Saturday, January 19, 2013

Perfection

In which I confess my passion for art galleries and museums.

About this time last year, my family and I were getting ready to head out on a big trip to Europe. Mostly English-speaking Europe (and many folks don't even consider that to be Europe), mind you. But. Mimosa season in Provence - that was pretty extraordinary. You should go sometime.


I wanted to soak it all up, every minute. And the best way I knew how was to spend as much time in as many museums and art galleries as I could. I mean, that's where they put all the stuff that means the most to them, those nations and cities. The stuff that represents what they think of themselves and how they want the world to perceive them. And I went to most of the places I wanted to.

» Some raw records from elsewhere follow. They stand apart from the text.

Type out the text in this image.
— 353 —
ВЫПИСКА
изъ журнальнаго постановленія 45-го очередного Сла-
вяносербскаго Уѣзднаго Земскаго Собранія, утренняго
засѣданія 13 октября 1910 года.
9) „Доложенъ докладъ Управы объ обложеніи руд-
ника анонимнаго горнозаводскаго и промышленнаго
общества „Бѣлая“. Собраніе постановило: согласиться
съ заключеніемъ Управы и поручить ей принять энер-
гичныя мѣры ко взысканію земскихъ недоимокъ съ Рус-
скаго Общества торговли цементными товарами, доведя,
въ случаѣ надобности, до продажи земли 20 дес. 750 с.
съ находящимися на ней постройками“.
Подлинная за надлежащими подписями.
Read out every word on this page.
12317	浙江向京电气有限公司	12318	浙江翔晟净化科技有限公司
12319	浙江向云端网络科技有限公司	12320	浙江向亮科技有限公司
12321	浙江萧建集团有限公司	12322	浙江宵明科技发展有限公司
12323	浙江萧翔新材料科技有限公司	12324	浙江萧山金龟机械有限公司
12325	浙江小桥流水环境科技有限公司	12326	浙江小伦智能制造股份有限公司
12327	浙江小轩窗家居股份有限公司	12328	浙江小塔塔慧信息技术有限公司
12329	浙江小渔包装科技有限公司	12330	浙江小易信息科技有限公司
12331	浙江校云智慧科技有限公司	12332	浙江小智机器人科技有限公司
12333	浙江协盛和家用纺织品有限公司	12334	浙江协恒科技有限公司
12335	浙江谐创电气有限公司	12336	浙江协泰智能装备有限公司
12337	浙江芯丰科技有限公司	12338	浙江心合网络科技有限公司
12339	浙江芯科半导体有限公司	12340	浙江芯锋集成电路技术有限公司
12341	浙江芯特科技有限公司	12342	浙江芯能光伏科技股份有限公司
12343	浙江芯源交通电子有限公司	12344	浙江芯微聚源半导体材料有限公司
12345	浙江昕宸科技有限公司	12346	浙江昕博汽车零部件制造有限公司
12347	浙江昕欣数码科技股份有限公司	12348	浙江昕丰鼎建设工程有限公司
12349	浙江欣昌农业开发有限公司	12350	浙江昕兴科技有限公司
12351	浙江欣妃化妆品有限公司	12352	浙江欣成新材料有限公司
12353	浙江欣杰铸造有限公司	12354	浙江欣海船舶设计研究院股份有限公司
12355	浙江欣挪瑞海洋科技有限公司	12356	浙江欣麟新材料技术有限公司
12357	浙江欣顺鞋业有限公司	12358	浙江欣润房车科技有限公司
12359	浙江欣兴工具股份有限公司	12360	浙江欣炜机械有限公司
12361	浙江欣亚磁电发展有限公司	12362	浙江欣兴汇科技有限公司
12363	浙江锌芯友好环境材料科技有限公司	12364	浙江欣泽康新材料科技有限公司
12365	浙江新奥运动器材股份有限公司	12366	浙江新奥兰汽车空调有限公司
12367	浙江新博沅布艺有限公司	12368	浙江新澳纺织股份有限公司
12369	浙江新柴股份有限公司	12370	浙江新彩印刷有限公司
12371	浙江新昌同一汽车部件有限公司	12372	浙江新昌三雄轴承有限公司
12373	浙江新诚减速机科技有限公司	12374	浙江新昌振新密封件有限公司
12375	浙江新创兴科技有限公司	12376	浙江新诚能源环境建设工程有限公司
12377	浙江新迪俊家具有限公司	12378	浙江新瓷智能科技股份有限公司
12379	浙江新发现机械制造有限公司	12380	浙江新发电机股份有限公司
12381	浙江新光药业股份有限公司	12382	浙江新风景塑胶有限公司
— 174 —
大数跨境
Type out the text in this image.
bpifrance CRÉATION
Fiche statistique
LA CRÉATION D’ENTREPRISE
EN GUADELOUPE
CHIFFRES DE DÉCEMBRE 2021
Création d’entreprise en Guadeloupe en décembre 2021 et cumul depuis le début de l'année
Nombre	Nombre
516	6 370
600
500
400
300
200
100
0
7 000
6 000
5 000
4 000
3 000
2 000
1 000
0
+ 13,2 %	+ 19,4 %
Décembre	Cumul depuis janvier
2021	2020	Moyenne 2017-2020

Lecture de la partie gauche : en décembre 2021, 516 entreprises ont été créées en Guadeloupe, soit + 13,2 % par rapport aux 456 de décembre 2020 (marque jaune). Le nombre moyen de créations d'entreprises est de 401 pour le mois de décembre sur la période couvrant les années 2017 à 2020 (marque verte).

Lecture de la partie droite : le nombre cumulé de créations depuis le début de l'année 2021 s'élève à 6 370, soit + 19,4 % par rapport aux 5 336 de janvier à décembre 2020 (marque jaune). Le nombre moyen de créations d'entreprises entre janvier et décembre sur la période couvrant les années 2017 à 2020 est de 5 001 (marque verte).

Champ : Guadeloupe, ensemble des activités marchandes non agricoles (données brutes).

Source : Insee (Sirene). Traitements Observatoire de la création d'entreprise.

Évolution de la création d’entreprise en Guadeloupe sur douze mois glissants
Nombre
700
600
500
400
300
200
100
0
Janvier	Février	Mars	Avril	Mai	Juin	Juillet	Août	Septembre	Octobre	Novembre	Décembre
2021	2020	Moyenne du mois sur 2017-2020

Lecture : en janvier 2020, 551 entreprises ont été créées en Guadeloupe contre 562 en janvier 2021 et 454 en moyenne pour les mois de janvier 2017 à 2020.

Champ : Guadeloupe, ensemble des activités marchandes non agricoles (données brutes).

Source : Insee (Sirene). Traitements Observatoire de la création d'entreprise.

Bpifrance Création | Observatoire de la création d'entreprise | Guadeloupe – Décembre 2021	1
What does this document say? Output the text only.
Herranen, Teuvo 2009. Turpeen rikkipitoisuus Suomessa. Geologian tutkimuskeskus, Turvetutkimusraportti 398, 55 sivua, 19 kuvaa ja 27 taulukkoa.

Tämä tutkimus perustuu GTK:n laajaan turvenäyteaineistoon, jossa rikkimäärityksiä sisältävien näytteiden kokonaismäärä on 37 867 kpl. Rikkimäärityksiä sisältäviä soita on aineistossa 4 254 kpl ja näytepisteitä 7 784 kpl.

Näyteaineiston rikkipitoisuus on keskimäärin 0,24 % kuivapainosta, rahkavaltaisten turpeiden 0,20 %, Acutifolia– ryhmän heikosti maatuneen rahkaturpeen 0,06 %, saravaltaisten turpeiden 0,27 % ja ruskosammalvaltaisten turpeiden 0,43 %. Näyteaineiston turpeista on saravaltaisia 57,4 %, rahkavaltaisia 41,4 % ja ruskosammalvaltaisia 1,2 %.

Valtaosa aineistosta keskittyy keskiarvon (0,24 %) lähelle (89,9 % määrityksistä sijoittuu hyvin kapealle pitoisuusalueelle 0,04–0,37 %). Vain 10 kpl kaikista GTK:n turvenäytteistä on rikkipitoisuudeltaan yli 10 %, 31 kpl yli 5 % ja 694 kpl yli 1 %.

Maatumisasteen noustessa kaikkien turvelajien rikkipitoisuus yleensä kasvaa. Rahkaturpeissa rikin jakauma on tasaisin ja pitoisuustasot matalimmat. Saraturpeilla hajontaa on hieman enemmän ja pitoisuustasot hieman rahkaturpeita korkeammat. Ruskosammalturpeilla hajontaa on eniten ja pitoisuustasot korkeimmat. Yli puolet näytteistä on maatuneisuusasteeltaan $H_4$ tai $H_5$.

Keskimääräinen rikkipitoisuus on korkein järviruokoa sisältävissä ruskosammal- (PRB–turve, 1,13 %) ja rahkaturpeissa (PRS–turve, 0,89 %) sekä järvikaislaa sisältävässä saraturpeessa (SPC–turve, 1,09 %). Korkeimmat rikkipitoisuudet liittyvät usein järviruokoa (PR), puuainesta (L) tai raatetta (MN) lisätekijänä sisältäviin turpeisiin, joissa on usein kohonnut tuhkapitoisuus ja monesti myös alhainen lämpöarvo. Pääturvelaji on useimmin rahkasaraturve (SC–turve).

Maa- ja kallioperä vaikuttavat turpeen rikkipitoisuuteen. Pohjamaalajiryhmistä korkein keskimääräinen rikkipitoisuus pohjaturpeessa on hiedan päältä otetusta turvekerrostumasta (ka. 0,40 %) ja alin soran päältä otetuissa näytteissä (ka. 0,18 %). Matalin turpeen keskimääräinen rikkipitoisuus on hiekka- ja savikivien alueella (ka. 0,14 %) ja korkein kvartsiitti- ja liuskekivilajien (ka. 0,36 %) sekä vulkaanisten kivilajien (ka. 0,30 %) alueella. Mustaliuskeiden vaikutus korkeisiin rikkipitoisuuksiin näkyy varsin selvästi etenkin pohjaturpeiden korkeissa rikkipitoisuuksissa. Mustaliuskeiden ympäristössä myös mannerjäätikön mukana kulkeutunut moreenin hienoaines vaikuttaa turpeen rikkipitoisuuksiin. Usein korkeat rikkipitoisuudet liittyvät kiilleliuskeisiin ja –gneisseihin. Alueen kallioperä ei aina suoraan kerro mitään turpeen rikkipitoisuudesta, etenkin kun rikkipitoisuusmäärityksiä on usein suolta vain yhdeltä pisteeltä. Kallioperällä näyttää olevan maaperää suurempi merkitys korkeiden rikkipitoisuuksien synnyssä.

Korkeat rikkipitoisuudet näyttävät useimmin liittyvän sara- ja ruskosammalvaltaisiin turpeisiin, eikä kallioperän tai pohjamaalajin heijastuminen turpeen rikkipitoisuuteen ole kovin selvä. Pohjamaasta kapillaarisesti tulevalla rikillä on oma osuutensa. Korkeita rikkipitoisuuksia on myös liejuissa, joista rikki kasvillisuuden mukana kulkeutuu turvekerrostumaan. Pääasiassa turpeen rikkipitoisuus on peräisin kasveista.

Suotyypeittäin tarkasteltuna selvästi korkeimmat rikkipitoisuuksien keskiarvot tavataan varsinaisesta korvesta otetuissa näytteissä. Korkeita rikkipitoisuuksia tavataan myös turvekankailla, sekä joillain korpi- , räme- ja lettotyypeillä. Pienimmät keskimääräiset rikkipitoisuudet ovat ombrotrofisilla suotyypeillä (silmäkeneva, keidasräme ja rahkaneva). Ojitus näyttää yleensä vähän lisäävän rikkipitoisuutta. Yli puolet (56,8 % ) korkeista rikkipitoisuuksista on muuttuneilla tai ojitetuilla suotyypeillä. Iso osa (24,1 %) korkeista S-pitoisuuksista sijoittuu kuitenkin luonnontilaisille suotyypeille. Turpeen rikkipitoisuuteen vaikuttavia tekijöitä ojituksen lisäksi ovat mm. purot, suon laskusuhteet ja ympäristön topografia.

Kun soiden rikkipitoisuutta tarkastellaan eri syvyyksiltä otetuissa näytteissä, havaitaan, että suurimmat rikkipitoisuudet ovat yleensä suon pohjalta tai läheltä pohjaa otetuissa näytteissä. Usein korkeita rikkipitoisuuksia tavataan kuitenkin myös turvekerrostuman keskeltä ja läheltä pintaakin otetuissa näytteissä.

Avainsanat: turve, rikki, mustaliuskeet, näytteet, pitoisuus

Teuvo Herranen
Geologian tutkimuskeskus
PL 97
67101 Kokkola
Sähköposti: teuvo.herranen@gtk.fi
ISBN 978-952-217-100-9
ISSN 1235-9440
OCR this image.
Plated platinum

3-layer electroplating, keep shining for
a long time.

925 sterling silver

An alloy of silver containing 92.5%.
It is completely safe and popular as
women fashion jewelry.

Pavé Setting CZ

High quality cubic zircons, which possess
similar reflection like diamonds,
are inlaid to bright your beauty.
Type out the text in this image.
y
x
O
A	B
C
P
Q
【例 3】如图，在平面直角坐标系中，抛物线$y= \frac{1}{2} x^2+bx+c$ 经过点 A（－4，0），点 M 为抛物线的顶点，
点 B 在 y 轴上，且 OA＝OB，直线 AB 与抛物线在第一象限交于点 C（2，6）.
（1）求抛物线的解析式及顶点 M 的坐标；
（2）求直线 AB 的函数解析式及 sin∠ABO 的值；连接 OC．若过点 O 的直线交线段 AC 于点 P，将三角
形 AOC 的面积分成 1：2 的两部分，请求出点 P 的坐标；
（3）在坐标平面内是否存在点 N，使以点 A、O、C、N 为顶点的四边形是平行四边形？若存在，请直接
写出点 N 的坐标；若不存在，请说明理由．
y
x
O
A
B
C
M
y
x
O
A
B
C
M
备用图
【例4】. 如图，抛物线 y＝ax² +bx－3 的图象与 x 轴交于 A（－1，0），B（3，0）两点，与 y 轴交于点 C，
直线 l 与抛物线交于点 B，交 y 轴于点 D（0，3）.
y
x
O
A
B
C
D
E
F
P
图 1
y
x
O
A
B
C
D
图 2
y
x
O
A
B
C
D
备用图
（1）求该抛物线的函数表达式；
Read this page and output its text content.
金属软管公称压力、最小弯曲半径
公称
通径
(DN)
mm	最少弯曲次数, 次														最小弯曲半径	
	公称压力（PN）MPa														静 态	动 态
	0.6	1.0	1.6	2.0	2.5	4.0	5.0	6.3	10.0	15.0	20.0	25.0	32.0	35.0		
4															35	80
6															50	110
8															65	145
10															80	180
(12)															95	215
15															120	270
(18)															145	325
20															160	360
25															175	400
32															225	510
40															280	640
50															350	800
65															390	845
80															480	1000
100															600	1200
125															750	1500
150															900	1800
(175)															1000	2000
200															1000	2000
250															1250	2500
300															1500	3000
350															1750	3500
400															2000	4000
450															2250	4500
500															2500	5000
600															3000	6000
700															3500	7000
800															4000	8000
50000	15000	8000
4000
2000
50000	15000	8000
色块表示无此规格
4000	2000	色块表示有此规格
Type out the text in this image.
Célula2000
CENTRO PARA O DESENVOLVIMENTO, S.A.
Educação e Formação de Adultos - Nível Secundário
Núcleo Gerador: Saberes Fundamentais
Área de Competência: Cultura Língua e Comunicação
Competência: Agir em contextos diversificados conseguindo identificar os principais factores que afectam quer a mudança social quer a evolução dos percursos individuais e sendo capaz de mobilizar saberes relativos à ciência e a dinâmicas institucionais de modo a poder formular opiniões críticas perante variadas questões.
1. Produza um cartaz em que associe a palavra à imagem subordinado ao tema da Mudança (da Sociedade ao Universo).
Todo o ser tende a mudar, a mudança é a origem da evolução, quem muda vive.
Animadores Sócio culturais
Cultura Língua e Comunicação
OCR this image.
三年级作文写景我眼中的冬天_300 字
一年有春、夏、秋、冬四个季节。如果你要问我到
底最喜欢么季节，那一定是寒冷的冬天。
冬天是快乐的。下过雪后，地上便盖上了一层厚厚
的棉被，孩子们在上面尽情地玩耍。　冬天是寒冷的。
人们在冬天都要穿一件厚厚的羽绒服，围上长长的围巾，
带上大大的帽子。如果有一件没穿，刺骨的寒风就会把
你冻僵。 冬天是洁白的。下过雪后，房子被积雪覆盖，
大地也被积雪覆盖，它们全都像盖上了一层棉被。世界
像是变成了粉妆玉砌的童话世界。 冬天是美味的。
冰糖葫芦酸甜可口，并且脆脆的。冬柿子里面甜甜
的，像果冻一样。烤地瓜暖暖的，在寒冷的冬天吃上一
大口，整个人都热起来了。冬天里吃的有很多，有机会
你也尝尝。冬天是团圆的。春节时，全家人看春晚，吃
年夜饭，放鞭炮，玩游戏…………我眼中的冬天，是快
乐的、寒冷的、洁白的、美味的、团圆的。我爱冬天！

I was alone in my devotion. My family amused me for a time. At about Dublin, the whining started (but you should have seen! Irish peasants fending off the British army with these little makeshift daggers. The nobility and poetry of it all). In Paris, I was just about kicked out of the family (Umm . . . it's Paris. We could sit around the hotel, or we could go out and seize us some world class culture. Given a choice, I'm gonna seize. Even if I have to do it by myself). When we talk about it now, it's kind of like, "Ugh. Mommy and her (sigh) museums."


However. Early in the trip, before I exasperated everyone, we hit the V&A Museum in London and stumbled on to an exhibit that we unanimously agreed was outstanding. I was recovering from my disappointment at the closure of the costume exhibit (that always happens to me!), and was, admittedly, slightly bored of viewing Samurai uniforms and Japanese furniture (I do have a limit to my interest in museums. I draw the line at spoons and bowls - which was where we were kind of at by this point) when we saw it. This. Spider silk. Silk made from the spiders themselves, not boiled up cocoons. You can read more about it here. There was this beautiful cape:







This was just one piece. (I would totally wear this, bt dubs.) There were other things, including spools of threads of the stuff. And a big shawl (or large placemat, depending on what you wanted to do with it). You guys. We've all seen raw silk and dyed silk. Chiffon, duppioni, charmeuse, satin - you name it. All of it chump change compared to this (and I love fabric). It took 1.2 million spiders from Madagascar to make that cape. That's its natural colour. Every strand of it uniform (how rare - uniformity in nature!). Every strand of it strong and light and perfect and golden like what one might imagine the breath of God to be.


So, perfection in art exists. And that can be at once inspiring and crippling. Inspiring, because wouldn't we all love to hit that mark? Crippling, because what if we do all that work and we don't? Or worse, it doesn't land anywhere at all, but dematerializes into the oblivion of who the fuck cares? But think of what we could do if we gave it a good, honest shot.


But 1.2 million spiders. That's a lot of spiders.


My writing mentor, Elise Forier Edie (I wonder if she knows she's my mentor), has been on Twitter a lot lately (I'm becoming increasingly addicted to Twitter), urging us writers to "Dispense with ego. Write the worst crap in the world, but keep writing anyway," and "Let the draft be crappy. Write now, fix later." 


I can do that.  A far cry from the breath of God, but any start is a step toward something. It's better than nothing (and that's something!). And for those of us who are compelled to create, for whom not creating is hell on earth, this is the perfect advice. It precludes me, personally, from the excuses I manufacture to get myself out of writing ("No one will care" "This isn't going to go anywhere" "If I don't write, the world will be the same - days will continue to give way to nights which will give way to days again whether I write something or not"). It gives us permission to fail, so that in failing, we might have a chance of success. Some day. With something. Maybe even golden, breath of God success. 


What's your equivalent to 1.2 million spiders?



PS: I still haven't seen the British Museum and the Pompidou Centre. What are your favourite galleries/museums?